Ein Geisterhaus und Gerüchte
Ausstellungsrundgang. Unheimliche Präsenzen, erschütternde Kriegsopferzahlen und Kommentare zum Umbruch der Gesellschaft.
MARTIN BEHR GrAZ (SN). Es ist ein Haus am Meer, aber eines ohne Idylle und Ferienflair. Eher ein verwunschenes Schloss, eine leer stehende, verfallene Architektur, ein Gebäudeskelett in Algerien, in dem einst auch Folterungen stattgefunden haben sollen. Gerüchte? Oder doch verdrängte Historie? Fotodokumentationen dieses Geisterhauses steuert der algerische Künstler Zineb Sedira für die Ausstellung „Hauntings – Heimliche und unheimliche Präsenz in Medien, Kunst und Pop“ bei. Die Schau im Grazer Kunstverein Medienturm widmet sich den mehr oder minder deutlichen Spuren des Mysteriösen.
Die Kuratoren Thomas Edlinger und Christian Höller weisen jeden Verdacht eines Geisterbahncharmes zurück. Und doch scheint in so mancher Arbeit ein Gespenst sein Unwesen zu treiben. Auf Video (Leif Elggren) beginnt eine von Geisterhand gesteuerte Nähmaschine zu rattern, unweit davon dringt man in unheimlich vertrautes Ambiente ein: Claudia Larchers bedächtige Kamerafahrt durch die Etagen und Räume ihres Elternhauses zeigen harmloses Interieur, lassen im Medienkonsumenten aber die Alarmglocken läuten: Tatort Familie? Schon wieder?
„Hauntings“ verschärft aber noch die Gangart: Seltsame Rattengeräusche (Carl Michael von Hausswolff), rätselhafte Fotografien (Yto Barrada), Voodoo-Flüche gegen George Bush (Minerva Cuenas) und Vexierbilder von Alejandro Vidal, die mit dem voyeuristischen Reiz von Katastrophenbildern spielen. Paranormale Tonbandstimmen dürfen da nicht fehlen, und im finalen, stockfinsteren Spukzimmer ist der Kurzfilm „Phantoms of Nabua“ des thailändischen Regisseurs Apichatpong Weerasethakul zu sehen: Jugendliche bei einem feurigen Spiel. „Schließlich gerät die Leinwand in Brand, und man blickt frontal in das weiße Projektorlicht dahinter“, ist im Begleittext zu lesen. Seltsam? Aber so steht es geschrieben. (Bis 8. 10.)
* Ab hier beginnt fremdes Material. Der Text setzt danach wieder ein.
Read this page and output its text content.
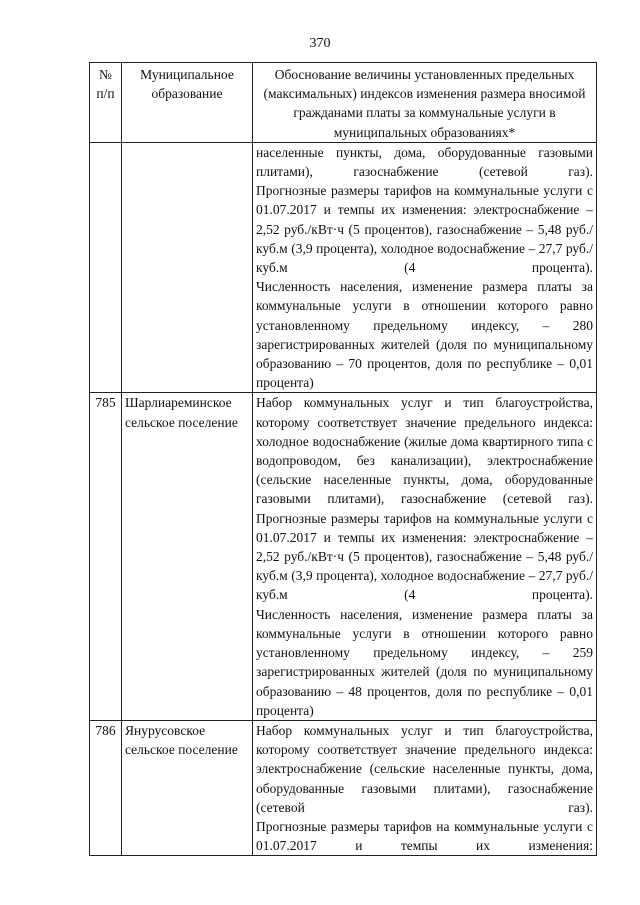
370
№ п/п	Муниципальное образование	Обоснование величины установленных предельных (максимальных) индексов изменения размера вносимой гражданами платы за коммунальные услуги в муниципальных образованиях*

		населенные пункты, дома, оборудованные газовыми плитами), газоснабжение (сетевой газ).

Прогнозные размеры тарифов на коммунальные услуги с 01.07.2017 и темпы их изменения: электроснабжение – 2,52 руб./кВт·ч (5 процентов), газоснабжение – 5,48 руб./куб.м (3,9 процента), холодное водоснабжение – 27,7 руб./куб.м (4 процента).

Численность населения, изменение размера платы за коммунальные услуги в отношении которого равно установленному предельному индексу, – 280 зарегистрированных жителей (доля по муниципальному образованию – 70 процентов, доля по республике – 0,01 процента)

785	Шарлиареминское сельское поселение	Набор коммунальных услуг и тип благоустройства, которому соответствует значение предельного индекса: холодное водоснабжение (жилые дома квартирного типа с водопроводом, без канализации), электроснабжение (сельские населенные пункты, дома, оборудованные газовыми плитами), газоснабжение (сетевой газ).

Прогнозные размеры тарифов на коммунальные услуги с 01.07.2017 и темпы их изменения: электроснабжение – 2,52 руб./кВт·ч (5 процентов), газоснабжение – 5,48 руб./куб.м (3,9 процента), холодное водоснабжение – 27,7 руб./куб.м (4 процента).

Численность населения, изменение размера платы за коммунальные услуги в отношении которого равно установленному предельному индексу, – 259 зарегистрированных жителей (доля по муниципальному образованию – 48 процентов, доля по республике – 0,01 процента)

786	Янурусовское сельское поселение	Набор коммунальных услуг и тип благоустройства, которому соответствует значение предельного индекса: электроснабжение (сельские населенные пункты, дома, оборудованные газовыми плитами), газоснабжение (сетевой газ).

Прогнозные размеры тарифов на коммунальные услуги с 01.07.2017 и темпы их изменения:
Von den Andeutungen zu den nackten Zahlen der (menschlichen) Destruktivität: In der Galerie Artelier Contemporary präsentiert der Künstler und Kurator Peter Weibel seine interaktive Installation „Das Leben im 20. Jahrhundert“. Auf iPads sind erschütternde Daten abrufbar: 225 Millionen Menschen sind im 20. Jahrhundert bei kriegerischen Ereignissen gestorben. Fein säuberlich wird aufgelistet: „1904: Russisch-japanischer Krieg: 184.000 Tote. 1940: Chinesischer Bürgerkrieg: 3,2 Mill. Tote. 1988: Iran-irakischer Krieg: Zwei Millionen Tote.“ Und so weiter und so fort. Auf dem iPad-Display dreht sich eine Weltkugel, aus ihr tropft Blut. Ohne dieses Detail wäre die Arbeit noch eindrucksvoller.
Der Schalk im Analytiker Weibel lebt sich in einer Werkreihe, die dem Revolutionsjahr 1968 gewidmet ist, aus. Die Ziffern 6 und 8 sind auf Alltagsgegenständen zu finden, auf einer silbrigen John-Lennon-Brille etwa, auf versilberten Urnen. Utopien, verbrannt und endgelagert. (Bis 30. 11.)
In der Camera Austria wiederum vereint das Konzept „Communitas. Unter anderen“ Arbeiten, die sich auf den Umbruch der Gesellschaft beziehen. Ursula Biemann und Shuruq Harb haben mit www.artterritories.net eine Plattform zur Reflexion von Kunst und visueller Kultur in der arabischen Welt eingerichtet. Sehr spannend ist auch Yael Bartanas Ansatz, die historische Vorlagen mit propagandistischer Bildsprache über das jüdische Leben nachstellt und so hinterfragt. Laurence Bonvin dokumentiert mit „Blikkiesdorp“ die wenig erbauliche Lageratmosphäre in einem neu errichten Township nahe dem Flughafen von Kapstadt. (Bis 1. 1.)